Я держал корону в руках, пока не прозвенел сигнал сейфа, а затем осторожно, с гордостью возвратил ее на место и закрыл стальные дверцы. Медленно вернулся в кабинет с видом на Вашингтон-парк и облокотился на подоконник. Вечерний свет сочился сквозь стекла, а ветерок играл ветвями парковых вязов и кленов, одевшихся почками и нежной листвой.
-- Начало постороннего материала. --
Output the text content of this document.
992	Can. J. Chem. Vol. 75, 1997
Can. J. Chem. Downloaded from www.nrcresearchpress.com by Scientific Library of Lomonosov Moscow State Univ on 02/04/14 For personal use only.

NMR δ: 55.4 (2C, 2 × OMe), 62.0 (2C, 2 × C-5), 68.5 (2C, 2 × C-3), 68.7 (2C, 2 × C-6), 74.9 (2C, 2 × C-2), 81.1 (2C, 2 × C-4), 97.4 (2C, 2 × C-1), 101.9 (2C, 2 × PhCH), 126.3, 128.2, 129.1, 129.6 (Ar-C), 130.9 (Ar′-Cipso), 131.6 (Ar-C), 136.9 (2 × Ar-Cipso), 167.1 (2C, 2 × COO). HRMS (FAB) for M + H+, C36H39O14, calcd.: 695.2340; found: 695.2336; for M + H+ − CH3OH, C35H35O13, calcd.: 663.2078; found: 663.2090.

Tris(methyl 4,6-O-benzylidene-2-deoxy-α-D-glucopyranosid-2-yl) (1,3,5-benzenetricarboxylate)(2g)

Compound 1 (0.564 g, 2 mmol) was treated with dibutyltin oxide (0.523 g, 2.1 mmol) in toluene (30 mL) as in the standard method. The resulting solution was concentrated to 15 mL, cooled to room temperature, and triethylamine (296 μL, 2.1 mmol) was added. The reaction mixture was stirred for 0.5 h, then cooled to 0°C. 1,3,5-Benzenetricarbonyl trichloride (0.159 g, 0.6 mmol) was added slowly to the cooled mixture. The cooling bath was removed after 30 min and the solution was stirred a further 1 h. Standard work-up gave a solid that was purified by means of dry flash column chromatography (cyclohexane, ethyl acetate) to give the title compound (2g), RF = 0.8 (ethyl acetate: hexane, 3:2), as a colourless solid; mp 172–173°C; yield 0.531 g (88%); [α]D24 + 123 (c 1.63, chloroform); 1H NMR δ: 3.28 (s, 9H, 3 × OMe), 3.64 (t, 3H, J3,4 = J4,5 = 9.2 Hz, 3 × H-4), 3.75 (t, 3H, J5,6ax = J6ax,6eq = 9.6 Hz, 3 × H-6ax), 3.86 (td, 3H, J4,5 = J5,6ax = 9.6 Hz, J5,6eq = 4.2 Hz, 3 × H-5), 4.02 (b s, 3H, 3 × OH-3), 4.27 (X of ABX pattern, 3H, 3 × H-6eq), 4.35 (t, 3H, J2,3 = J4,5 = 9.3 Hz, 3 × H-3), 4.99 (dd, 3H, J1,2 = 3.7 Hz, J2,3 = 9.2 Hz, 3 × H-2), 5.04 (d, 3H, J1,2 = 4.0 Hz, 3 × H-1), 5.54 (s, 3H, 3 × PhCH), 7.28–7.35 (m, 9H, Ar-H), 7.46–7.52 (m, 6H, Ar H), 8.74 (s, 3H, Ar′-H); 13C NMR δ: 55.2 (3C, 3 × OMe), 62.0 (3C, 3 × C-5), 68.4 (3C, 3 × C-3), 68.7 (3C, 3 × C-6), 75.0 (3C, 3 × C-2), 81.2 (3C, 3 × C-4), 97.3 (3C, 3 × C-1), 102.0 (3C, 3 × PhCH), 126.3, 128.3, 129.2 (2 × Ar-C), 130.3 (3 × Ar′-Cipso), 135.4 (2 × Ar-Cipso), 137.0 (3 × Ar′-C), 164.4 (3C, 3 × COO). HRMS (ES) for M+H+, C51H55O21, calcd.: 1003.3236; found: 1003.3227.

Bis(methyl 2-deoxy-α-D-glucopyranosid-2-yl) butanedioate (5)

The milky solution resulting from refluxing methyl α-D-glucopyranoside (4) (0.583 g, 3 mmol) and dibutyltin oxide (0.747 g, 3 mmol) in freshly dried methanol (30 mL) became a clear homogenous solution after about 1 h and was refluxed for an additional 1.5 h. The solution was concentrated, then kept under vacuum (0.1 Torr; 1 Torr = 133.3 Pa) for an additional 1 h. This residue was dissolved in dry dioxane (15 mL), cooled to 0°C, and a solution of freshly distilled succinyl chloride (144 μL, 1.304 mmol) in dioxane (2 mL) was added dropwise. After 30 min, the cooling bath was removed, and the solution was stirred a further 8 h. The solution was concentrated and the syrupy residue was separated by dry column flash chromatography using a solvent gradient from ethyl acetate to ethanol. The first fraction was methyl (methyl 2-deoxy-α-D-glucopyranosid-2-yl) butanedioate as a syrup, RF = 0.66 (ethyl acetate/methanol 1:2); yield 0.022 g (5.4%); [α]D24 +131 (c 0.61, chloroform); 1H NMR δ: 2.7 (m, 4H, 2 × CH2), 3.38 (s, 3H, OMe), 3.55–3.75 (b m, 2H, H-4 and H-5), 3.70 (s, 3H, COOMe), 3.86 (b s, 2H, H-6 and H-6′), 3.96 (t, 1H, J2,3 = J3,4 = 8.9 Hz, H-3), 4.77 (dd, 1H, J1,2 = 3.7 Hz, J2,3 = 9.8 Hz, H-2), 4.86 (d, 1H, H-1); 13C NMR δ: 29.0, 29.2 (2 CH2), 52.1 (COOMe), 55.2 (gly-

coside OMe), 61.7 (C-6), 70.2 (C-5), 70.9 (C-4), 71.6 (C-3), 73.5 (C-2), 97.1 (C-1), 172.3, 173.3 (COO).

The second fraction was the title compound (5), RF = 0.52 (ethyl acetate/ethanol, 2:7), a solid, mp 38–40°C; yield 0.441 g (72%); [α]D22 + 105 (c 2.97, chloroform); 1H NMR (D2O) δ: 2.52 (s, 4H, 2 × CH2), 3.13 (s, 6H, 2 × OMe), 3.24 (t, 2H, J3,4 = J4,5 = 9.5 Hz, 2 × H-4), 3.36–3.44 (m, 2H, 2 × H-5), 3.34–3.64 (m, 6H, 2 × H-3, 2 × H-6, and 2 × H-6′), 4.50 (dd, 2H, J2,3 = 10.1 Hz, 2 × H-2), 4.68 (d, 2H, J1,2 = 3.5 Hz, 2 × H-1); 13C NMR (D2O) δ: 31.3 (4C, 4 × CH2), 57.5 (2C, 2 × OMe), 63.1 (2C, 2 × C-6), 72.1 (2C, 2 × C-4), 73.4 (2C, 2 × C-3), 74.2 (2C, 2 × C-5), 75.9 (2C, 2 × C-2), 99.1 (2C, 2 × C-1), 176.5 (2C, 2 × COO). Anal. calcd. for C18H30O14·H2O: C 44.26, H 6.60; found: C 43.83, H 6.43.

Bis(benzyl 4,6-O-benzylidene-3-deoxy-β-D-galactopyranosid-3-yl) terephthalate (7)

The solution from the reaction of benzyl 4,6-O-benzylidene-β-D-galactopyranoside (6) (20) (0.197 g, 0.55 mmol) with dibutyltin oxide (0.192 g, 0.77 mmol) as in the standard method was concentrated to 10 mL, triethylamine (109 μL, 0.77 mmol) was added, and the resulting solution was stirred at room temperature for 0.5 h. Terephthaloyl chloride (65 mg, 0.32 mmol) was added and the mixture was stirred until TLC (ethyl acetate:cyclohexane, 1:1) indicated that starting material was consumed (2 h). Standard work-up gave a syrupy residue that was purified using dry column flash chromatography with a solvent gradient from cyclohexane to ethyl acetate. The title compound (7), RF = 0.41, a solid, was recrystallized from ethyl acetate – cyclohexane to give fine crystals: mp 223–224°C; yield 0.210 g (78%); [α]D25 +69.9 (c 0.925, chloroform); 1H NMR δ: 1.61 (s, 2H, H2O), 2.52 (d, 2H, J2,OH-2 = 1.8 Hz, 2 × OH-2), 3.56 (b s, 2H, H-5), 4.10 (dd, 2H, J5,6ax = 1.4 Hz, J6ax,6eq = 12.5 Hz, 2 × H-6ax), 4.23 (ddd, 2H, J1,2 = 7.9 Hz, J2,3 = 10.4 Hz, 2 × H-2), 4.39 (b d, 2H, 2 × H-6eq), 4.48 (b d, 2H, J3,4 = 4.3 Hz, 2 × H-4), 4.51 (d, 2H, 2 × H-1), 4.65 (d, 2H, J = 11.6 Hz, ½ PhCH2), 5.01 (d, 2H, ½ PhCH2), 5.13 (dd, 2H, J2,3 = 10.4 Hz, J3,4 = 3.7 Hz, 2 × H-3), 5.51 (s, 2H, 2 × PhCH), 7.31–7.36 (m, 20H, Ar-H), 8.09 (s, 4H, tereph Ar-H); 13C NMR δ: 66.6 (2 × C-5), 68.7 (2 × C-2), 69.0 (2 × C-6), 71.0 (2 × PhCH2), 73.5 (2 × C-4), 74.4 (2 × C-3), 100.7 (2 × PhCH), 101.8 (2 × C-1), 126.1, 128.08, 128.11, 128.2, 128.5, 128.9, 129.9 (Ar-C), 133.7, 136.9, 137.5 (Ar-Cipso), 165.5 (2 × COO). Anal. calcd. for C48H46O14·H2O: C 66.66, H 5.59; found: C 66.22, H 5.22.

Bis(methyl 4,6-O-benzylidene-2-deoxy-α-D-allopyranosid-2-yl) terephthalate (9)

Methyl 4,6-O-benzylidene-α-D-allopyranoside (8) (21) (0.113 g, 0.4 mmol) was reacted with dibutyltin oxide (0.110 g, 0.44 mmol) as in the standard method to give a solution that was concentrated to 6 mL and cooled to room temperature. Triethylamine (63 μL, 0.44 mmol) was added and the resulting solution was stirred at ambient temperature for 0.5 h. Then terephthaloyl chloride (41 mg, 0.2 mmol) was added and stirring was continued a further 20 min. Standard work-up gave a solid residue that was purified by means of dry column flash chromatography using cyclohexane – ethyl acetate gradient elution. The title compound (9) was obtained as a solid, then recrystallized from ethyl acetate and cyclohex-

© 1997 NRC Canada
Стайка голубей кружила над башней Мемориальной церкви, время от времени садясь на пурпурную черепицу крыши или опускаясь к фонтану с лотосами напротив мраморной арки. Садовники разбивали вокруг него клумбы, и свежевскопанная земля пахла сладко и остро. Газонокосилка, которую тянула толстая белая лошадь, стрекотала по зелени парка. Цистерна для поливки улиц осыпала асфальт тучей брызг. Вокруг статуи Питера Стейвесанта, которой в 1897 году заменили урода, предположительно изображавшего Гарибальди, в лучах весеннего солнца играли дети, а молодые няньки катили усовершенствованные коляски, совсем забыв о пухленьких пассажирах, видимо, по вине нескольких красавцев-драгун, томно развалившихся на скамейках. Сквозь листву серебром поблескивала вашингтонская Мемориальная арка, а вдали, на восточном краю площади, возвышались серые каменные казармы драгун и белые гранитные конюшни артиллерии, полные света и движения.
Я посмотрел в другую сторону – туда, где стоял Дворец Смерти. Кучка зевак еще медлила у позолоченной ограды, но на дорожках никого не было. Я глядел, как искрится и переливается в фонтанах вода. Воробьи уже обнаружили новый уголок для купания – маленькие пыльные комочки перьев облепили каменные чаши. Два или три белых павлина ходили по лужайкам, а серый голубь так неподвижно сидел на руке одной из мойр, что казался частью скульптурной группы.
Умиротворенный видом, я уже хотел отвернуться, когда мое внимание привлекло легкое волнение в толпе у ворот. Внутрь ступил юноша и быстро, неверными шагами двинулся по песчаной дорожке, ведущей к бронзовым дверям Дворца Смерти. Стоило ему на секунду остановиться перед мойрами и едва поднять голову, чтобы посмотреть в их загадочные лица, как голубь сорвался со своего скульптурного насеста и, сделав круг, полетел на восток. Молодой человек прижал ладони к лицу, а затем со странным жестом взбежал по мраморным ступеням, и бронзовые двери закрылись за ним. Через полчаса любопытные разбрелись, и испуганный голубь вернулся на руку мойры.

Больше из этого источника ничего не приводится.